Romina Bizzarri: Psicopedagoga egresada en el Instituto del Rosario – Profesorado Gabriela Mistral, de Villa María, provincia de Córdoba. En el año 2010 participé de un grupo de lectura psicoanalítica que se impartía en la ciudad a cargo de la Licenciada en Psicología y Psicoanalista villamariense Mónica Conci, quien además fue mi referente en este campo. Desde siempre sostengo que tengo una transferencia especial con el Psicoanálisis y en 2019 comencé mi formación con los Dres.
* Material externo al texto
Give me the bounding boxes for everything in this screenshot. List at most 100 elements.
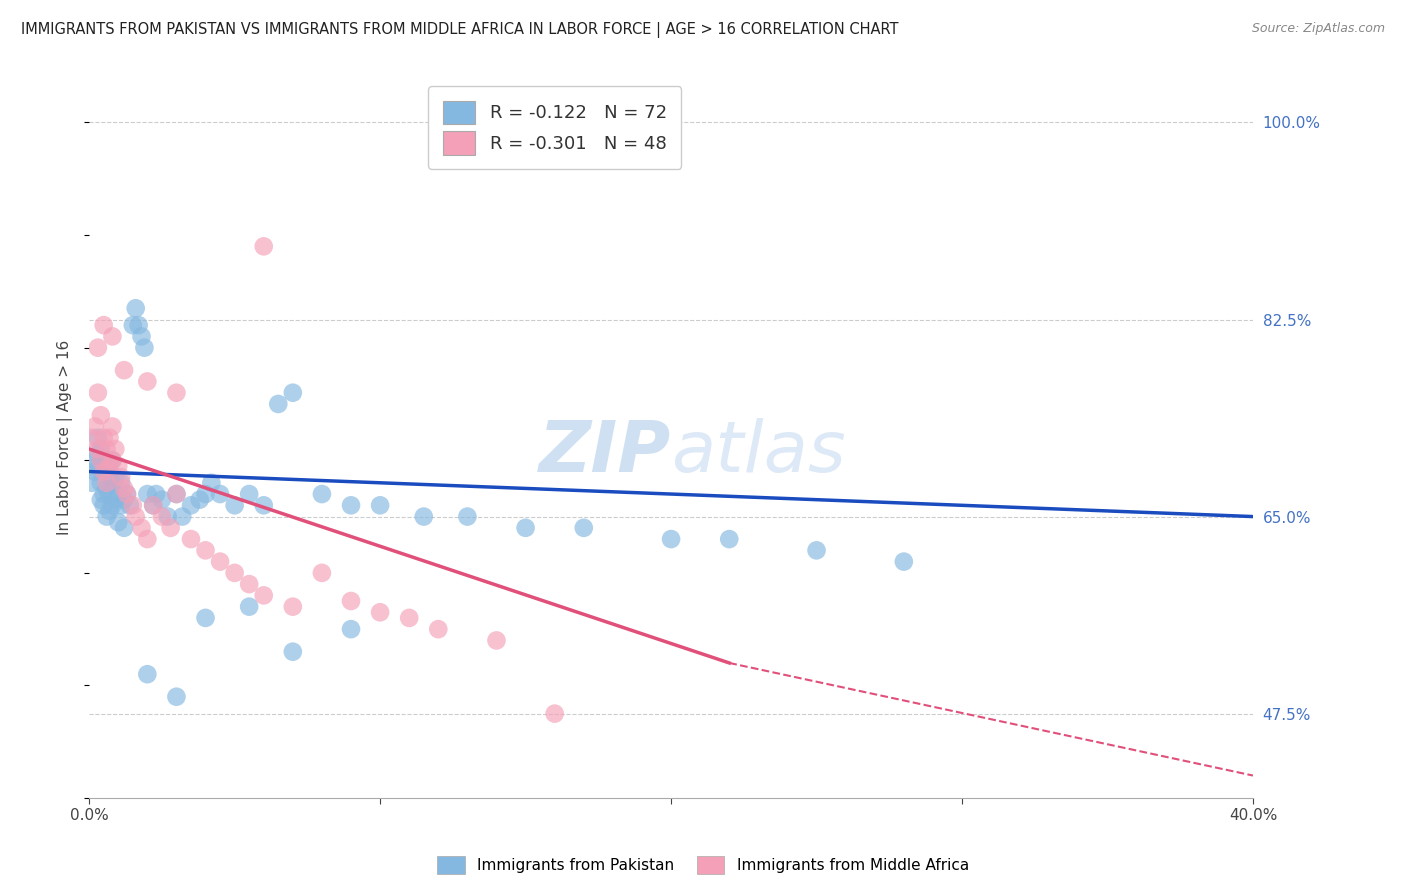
Point	[515, 521, 537, 535]
Point	[180, 498, 202, 512]
Point	[93, 431, 115, 445]
Point	[98, 504, 121, 518]
Point	[80, 431, 103, 445]
Point	[112, 482, 135, 496]
Point	[101, 419, 124, 434]
Point	[165, 487, 187, 501]
Point	[93, 453, 115, 467]
Point	[281, 599, 304, 614]
Point	[96, 475, 118, 490]
Point	[209, 487, 232, 501]
Point	[107, 458, 129, 473]
Point	[194, 611, 217, 625]
Point	[134, 341, 156, 355]
Point	[145, 487, 167, 501]
Point	[194, 543, 217, 558]
Point	[84, 419, 107, 434]
Point	[340, 622, 363, 636]
Point	[93, 465, 115, 479]
Point	[238, 577, 260, 591]
Point	[87, 448, 110, 462]
Point	[238, 487, 260, 501]
Point	[101, 475, 124, 490]
Point	[90, 492, 112, 507]
Point	[96, 458, 118, 473]
Point	[93, 487, 115, 501]
Point	[121, 498, 143, 512]
Point	[90, 442, 112, 456]
Point	[93, 318, 115, 333]
Point	[136, 375, 159, 389]
Point	[87, 341, 110, 355]
Point	[398, 611, 420, 625]
Point	[90, 453, 112, 467]
Point	[93, 465, 115, 479]
Point	[893, 555, 915, 569]
Point	[90, 409, 112, 423]
Point	[112, 492, 135, 507]
Point	[118, 498, 141, 512]
Point	[101, 498, 124, 512]
Point	[104, 442, 127, 456]
Point	[96, 509, 118, 524]
Point	[101, 453, 124, 467]
Text: IMMIGRANTS FROM PAKISTAN VS IMMIGRANTS FROM MIDDLE AFRICA IN LABOR FORCE | AGE >: IMMIGRANTS FROM PAKISTAN VS IMMIGRANTS F…	[21, 22, 898, 38]
Point	[110, 475, 132, 490]
Point	[311, 566, 333, 580]
Point	[104, 492, 127, 507]
Point	[107, 515, 129, 529]
Legend: Immigrants from Pakistan, Immigrants from Middle Africa: Immigrants from Pakistan, Immigrants fro…	[432, 850, 974, 880]
Point	[156, 509, 179, 524]
Point	[115, 487, 138, 501]
Point	[93, 498, 115, 512]
Point	[253, 588, 276, 602]
Point	[224, 498, 246, 512]
Point	[98, 453, 121, 467]
Point	[485, 633, 508, 648]
Point	[87, 431, 110, 445]
Point	[427, 622, 450, 636]
Point	[110, 470, 132, 484]
Point	[253, 239, 276, 253]
Point	[267, 397, 290, 411]
Point	[209, 555, 232, 569]
Text: Source: ZipAtlas.com: Source: ZipAtlas.com	[1251, 22, 1385, 36]
Point	[194, 487, 217, 501]
Point	[368, 498, 391, 512]
Text: atlas: atlas	[671, 417, 845, 487]
Point	[172, 509, 194, 524]
Point	[806, 543, 828, 558]
Point	[80, 475, 103, 490]
Point	[98, 431, 121, 445]
Point	[456, 509, 478, 524]
Point	[150, 509, 173, 524]
Point	[368, 605, 391, 619]
Point	[150, 492, 173, 507]
Point	[572, 521, 595, 535]
Point	[165, 690, 187, 704]
Point	[101, 453, 124, 467]
Y-axis label: In Labor Force | Age > 16: In Labor Force | Age > 16	[58, 340, 73, 535]
Point	[125, 509, 148, 524]
Point	[253, 498, 276, 512]
Point	[101, 329, 124, 343]
Point	[718, 532, 741, 546]
Point	[125, 301, 148, 316]
Point	[142, 498, 165, 512]
Point	[136, 667, 159, 681]
Point	[340, 498, 363, 512]
Point	[136, 487, 159, 501]
Point	[311, 487, 333, 501]
Point	[112, 363, 135, 377]
Point	[659, 532, 682, 546]
Point	[115, 487, 138, 501]
Point	[87, 442, 110, 456]
Point	[281, 385, 304, 400]
Point	[96, 442, 118, 456]
Point	[142, 498, 165, 512]
Point	[544, 706, 567, 721]
Point	[188, 492, 211, 507]
Point	[159, 521, 181, 535]
Point	[131, 329, 153, 343]
Point	[87, 385, 110, 400]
Rodulfo, participando del Seminario “Herramientas para el Trabajo en la Clínica Psicoanalítica con niños, adolescentes y adultos”. Desde hace diez años hago seguimientos pedagógicos a adolescentes de distintas edades, en el Nivel Medio de la misma Institución donde me recibí y actualmente también trabajo en clínica en ámbito privado, desde la prevención y estimulación oportuna a niños de temprana edad; y con adolescentes y adultos acompañando los procesos de Orientación Vocacional y re-orientación vocacional y laboral desde un paradigma crítico, una práctica que procura dilucidar algo respecto de la propia posición subjetiva en tanto sujeto deseante, y a partir de la cual se puede proyectar hacia el futuro.
Bibliografía
- Fiasché, D. (1963). Esquema corporal y concepción del mundo. Revista de Psicoanálisis. 20(03), pp. 268-282.
- García Reinoso, D. (1980). Juego-Creación-Ilusión. Revista de la Asociación de Psicólogos de Buenos Aires, año XI-28.
- García Reinoso, D. (1982). El discurso familiar como escritura transindividual en el análisis de niños. En S. Schlemenson, Psicopedagogía Clínica. Buenos Aires, Argentina.
- Rodulfo, M. (s.f.). Marisa y Ricardo Rodulfo – Seminarios de psicoanálisis online: Herramientas de trabajo para la clínica psicoanalítica en la infancia, niñez y adolescencia. Buenos Aires, Argentina.
[i] Seminario on-line de www.rodulfos.com impartido por Marisa Punta Rodulfo con la colaboración docente de la Esp. Lic. Graciela Manrique.